First was the chanting. Arguably, what initially stuck in the craw of German workers was the mandatory chanting. Walmart employees are required to start their shifts by engaging in group chants and group exercises, a practice intended to build morale and drive home the importance of company loyalty. While performing synchronized calisthenics Walmart employees are required to chant, WALMART! WALMART! WALMART!
Apparently, this kind of happy horseshit didn’t go over well with the Germans. Maybe they found it too embarrassing, maybe they found it too regimented, maybe they found this aggressive, mindless and exuberant group-psychology too painfully reminiscent of certain rallies, like one that occurred in Nuremberg some years ago.

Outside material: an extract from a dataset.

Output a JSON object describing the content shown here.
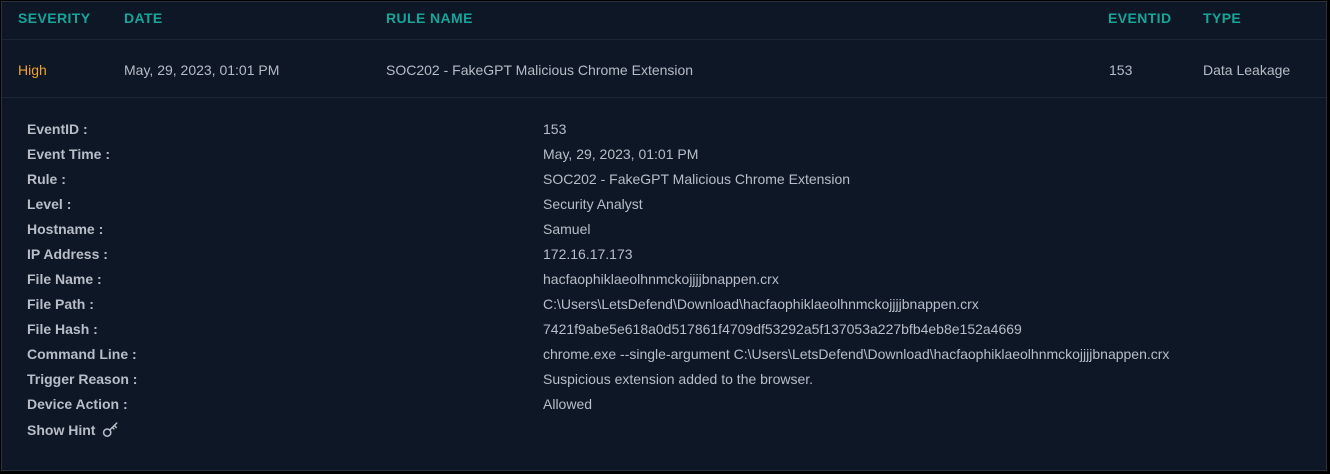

The second problem was the smiling. Walmart requires its checkout people to smile at customers after bagging their purchases. Plastic bags, plastic junk, plastic smiles. Walmart employees who refuse to flash a bright but insincere smile at exiting shoppers can be fired. But alas, in German society, merchants and customers don’t exchange reflexive smiles. In Germany, smiles are genuine; smiles actually mean something. Thus, Walmarters grinning like jackasses at total strangers not only didn’t impress the Germans, it unnerved them.
And third was the ethics problem. Walmart’s corporate policy prohibited sexual intercourse among employees. This applied to all in-store romances: boyfriends and girlfriends, and husbands and wives (even if they met at work and fell in love). Apparently, the Arkansas-based company had no problem with screwing the environment, but objected to employees doing it with each other.
Although a German court struck down this sexual prohibition in 2005, Walmart’s bizarre ethics policy left a bitter residue; and that ethics policy, coupled with the ritual chanting and mandatory smiling, more or less poisoned the whole deal. So Germany is now verboten to Walmart. Presumably, they’ll open stores in Libya to take up the slack.